The Syrian state-TV Ikhbariya showed footage from the explosion scene of broken shop facades, with blood splattered on the pavements and inside shops. Footage also showed mangled cars in the central square as ambulance workers were seen carrying the wounded on stretchers.
The regime triumph in Qusair has emboldened Assad. Syrian state-run media and the Hezbollah-owned Al-Manar TV have said the regime is preparing an offensive reportedly named Operation Northern Storm to recapture Aleppo. The regime was also believed to be advancing on rebel-held areas in the center of Homs.
The Britain-based Observatory reported clashes between rebels and regime forces in the rebel-held neighborhood of Dar-al-Sayah in Homs city, resulting in casualties among the opposition fighters. The group also reported fighting in Aleppo city early Tuesday, between rebels and regime fighters in what appeared to be an attempt to storm two neighborhoods held by the opposition.
Activists in Aleppo and Homs have claimed that regime forces' military operations in the two cities have been backed by fighters from Hezbollah.
The Observatory also said there were reports of fighting in the southern Daraa province around a village that has been contested between the two sides for the past few days.

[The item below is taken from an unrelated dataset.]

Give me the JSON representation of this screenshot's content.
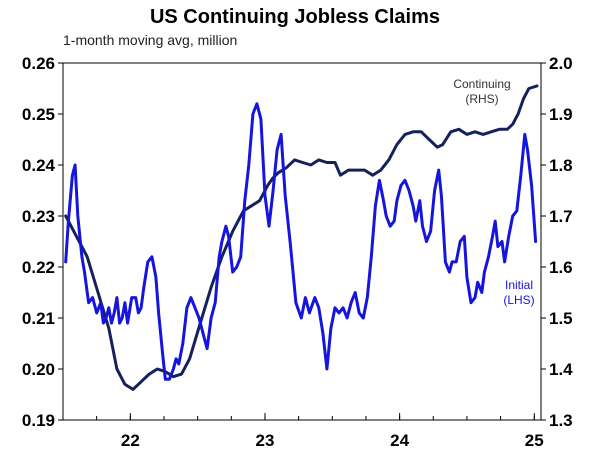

The recent push by the forces of Assad has added a sense of urgency to calls for the international community to arm the rebels. U.S. officials said a meeting is planned Wednesday between President Barack Obama and his senior national security staff to weigh options for providing assistance to the rebel fighters.
Marjeh Square was scene to other attacks earlier this year. It houses the Syrian Interior Ministry, which was previously targeted.
There was no immediate claim of responsibility.
On Saturday, a suicide bomber detonated his explosives-laden car in the central city of Homs, tearing through an area largely populated by the regime's Alawite sect and killing seven people.
Syria's conflict started with largely peaceful protests against Assad's regime in March 2011 but eventually turned into a civil war that has killed more than 80,000 people, according to the United Nations.